The Young Visiters has been a cult classic since it was published in 1919; it has remained continuously in print since that time (most recently, with illustrations by the wonderful Posy Simmonds). And its themes are those of the classic Victorian novel: love, marriage, money and class. But what makes The Young Visiters unique is that its author, Daisy Ashford, wrote it when she was nine years old. As her grandson, Terry Rose, explains on the Amazon page about the book:
"That it was published at all is almost as remarkable a story as the book itself. Daisy and her sisters came upon a bundle of notebooks neatly tied and stored whilst clearing their mother's house following her death. They found The Young Visiters so amusing Daisy sent it to a sick friend to cheer her up. She in turn passed it to Frank Swinnerton, a novelist and reader for Chatto and Windus who believed it could be successfully published.
What followed would these days be thought of as clever marketing but in fact was quite unintentional back in 1919 when the book was first published. JM Barrie agreed to write the preface and an amazed public, unable to accept that a 9 year old could have possibly written it assumed that Daisy did not exist and that Barrie was the author. This resulted in huge amounts of publicity on both sides of the Atlantic and The Young Visiters immediately became a bestseller. Daisy, always shy and modest had to take to giving readings in London to dispell the myth that Barrie was the author."
The text of The Young Visiters reveals the author to have an acute ear for what adults say, but rather less grasp of why they are saying it, or how they spell (and punctuate) it. This, for example, is the letter which Mr. Salteena writes to his old friend, accepting the invitation which sets the story in motion:
My Dear Bernard
Certinly I shall come and stay with you next Monday I will bring Ethel Monticue commonly called Miss M. She is very active and pretty. I do hope I shall enjoy myself with you. I am fond of digging in the garden and I am parshial to ladies if they are nice I suppose it is my nature. I am not quite a gentleman but you would hardly notice it but cant be helped anyhow. We will come by the 3-15.
Your old and valud friend
It would be a joy to read aloud, and Paddock Productions' adaptation recognises this. The characters do not simply speak the dialogue of the original, they reproduce the book word for word, dividing the narrative between the characters. This conveys the extent to which the author speaks through her characters: Martina Clarke as Ethel conveys young Daisy's enthusiasms, not only for the lovingly detailed clothes but also for sweet things, such as "A glorious tea ... on a gold tray two kinds of bread and butter a lovly jam role and lots of sugar cakes." But it allows some wicked emphasis to point out the many unintentional improprieties (Mr. Salteena's fond farewell to Rosalind the housemaid, for example). Although the programme describes the play, quite accurately, as "A Tale for Grown-ups written by a Child", it was noticeable that the many younger people in the audience were as appreciative (and laughed as much) as their elders.

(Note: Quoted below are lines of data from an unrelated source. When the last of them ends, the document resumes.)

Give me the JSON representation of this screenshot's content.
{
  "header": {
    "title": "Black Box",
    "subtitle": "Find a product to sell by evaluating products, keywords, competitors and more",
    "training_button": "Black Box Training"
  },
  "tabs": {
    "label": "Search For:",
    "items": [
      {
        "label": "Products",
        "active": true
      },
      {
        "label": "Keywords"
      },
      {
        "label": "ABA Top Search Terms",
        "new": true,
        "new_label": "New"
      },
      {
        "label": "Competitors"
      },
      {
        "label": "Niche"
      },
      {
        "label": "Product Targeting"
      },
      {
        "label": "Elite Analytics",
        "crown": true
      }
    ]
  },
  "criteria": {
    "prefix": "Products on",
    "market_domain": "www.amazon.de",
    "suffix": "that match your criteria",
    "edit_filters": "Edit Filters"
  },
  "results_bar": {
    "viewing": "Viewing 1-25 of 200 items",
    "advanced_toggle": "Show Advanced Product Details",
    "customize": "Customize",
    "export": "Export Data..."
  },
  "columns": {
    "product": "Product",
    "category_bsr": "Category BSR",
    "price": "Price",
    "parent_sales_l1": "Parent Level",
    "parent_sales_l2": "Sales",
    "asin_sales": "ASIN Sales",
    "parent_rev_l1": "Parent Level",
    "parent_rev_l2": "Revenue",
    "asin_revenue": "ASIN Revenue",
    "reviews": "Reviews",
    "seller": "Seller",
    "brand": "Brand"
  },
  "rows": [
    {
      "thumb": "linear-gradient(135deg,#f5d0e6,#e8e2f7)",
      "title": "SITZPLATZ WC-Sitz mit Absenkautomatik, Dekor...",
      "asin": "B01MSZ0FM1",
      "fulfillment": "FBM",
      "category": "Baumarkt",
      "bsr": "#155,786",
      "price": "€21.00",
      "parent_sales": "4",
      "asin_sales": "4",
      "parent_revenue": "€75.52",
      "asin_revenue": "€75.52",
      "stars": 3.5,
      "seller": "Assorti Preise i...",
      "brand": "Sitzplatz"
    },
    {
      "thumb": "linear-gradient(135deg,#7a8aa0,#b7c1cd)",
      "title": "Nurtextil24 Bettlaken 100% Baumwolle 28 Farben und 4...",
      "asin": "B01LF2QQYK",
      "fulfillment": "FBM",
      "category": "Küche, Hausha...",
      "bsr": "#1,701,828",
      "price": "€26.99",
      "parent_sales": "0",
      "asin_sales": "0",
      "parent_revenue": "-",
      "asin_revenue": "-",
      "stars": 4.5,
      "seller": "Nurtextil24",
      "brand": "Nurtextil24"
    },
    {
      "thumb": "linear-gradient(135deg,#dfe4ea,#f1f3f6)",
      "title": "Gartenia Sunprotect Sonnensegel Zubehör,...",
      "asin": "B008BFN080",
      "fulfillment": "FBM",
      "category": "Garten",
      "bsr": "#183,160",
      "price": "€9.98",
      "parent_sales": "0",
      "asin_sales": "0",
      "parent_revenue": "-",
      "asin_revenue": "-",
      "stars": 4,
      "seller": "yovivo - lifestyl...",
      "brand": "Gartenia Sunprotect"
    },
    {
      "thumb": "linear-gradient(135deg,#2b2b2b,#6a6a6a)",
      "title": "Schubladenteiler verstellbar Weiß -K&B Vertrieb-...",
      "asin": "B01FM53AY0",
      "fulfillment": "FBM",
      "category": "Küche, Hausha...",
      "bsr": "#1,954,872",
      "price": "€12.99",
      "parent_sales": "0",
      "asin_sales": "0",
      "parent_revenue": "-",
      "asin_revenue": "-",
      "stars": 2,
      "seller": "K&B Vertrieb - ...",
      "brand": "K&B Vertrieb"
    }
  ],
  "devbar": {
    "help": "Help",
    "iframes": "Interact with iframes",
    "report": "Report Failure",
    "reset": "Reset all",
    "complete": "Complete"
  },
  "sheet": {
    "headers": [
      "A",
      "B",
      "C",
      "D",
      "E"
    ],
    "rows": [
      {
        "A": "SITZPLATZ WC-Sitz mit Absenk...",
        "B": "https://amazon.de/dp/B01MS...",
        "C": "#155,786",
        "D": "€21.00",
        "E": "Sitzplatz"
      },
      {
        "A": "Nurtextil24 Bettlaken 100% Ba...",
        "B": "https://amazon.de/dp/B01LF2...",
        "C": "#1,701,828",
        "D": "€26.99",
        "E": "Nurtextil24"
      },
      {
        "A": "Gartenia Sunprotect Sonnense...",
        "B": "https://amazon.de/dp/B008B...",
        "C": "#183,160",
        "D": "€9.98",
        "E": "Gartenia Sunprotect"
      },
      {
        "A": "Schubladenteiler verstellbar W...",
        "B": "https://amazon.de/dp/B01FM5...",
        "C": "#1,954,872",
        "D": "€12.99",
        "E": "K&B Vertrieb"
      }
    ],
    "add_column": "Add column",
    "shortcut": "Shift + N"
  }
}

The production, designed by Num Stibbe, makes ingenious use of simple resources, from the constant changes of hat, most of which cheerfully decline to correspond to the descriptions in the text, to the versatile screen which can be folded this way and that, suggesting now a domestic interior, now a railway carriage and now a rowing boat on the Thames - even, with he deft conversion of an oar into a shady tree, a grassy riverbank just right for a romantic interlude. The gothic splendor of the Joachim Room gave added point to remarks about Bernard Clark's "very sumpshous house."
Martina Clarke plays Ethel Monticue ("quite a young girl") as a predecessor of Lorelei Lee; Jonathan Cullen directed the production, as well as playing Mr. Salteena ("an elderly man of 42 [who] was fond of asking peaple to stay with him") with great sympathy; Richard Hahlo plays two rather predatory gentlemen, Bernard Clark and Lord Clincham, with a great twirling of moustaches. Richard Attlee, probably the most familiar name in the cast (he plays Kenton Archer), takes on all the other parts, including Rosalind the housemaid, Francis Minnit the devout butler, Edward Procurio the Groom of the Chambers and an eerily familiar Prince of Wales.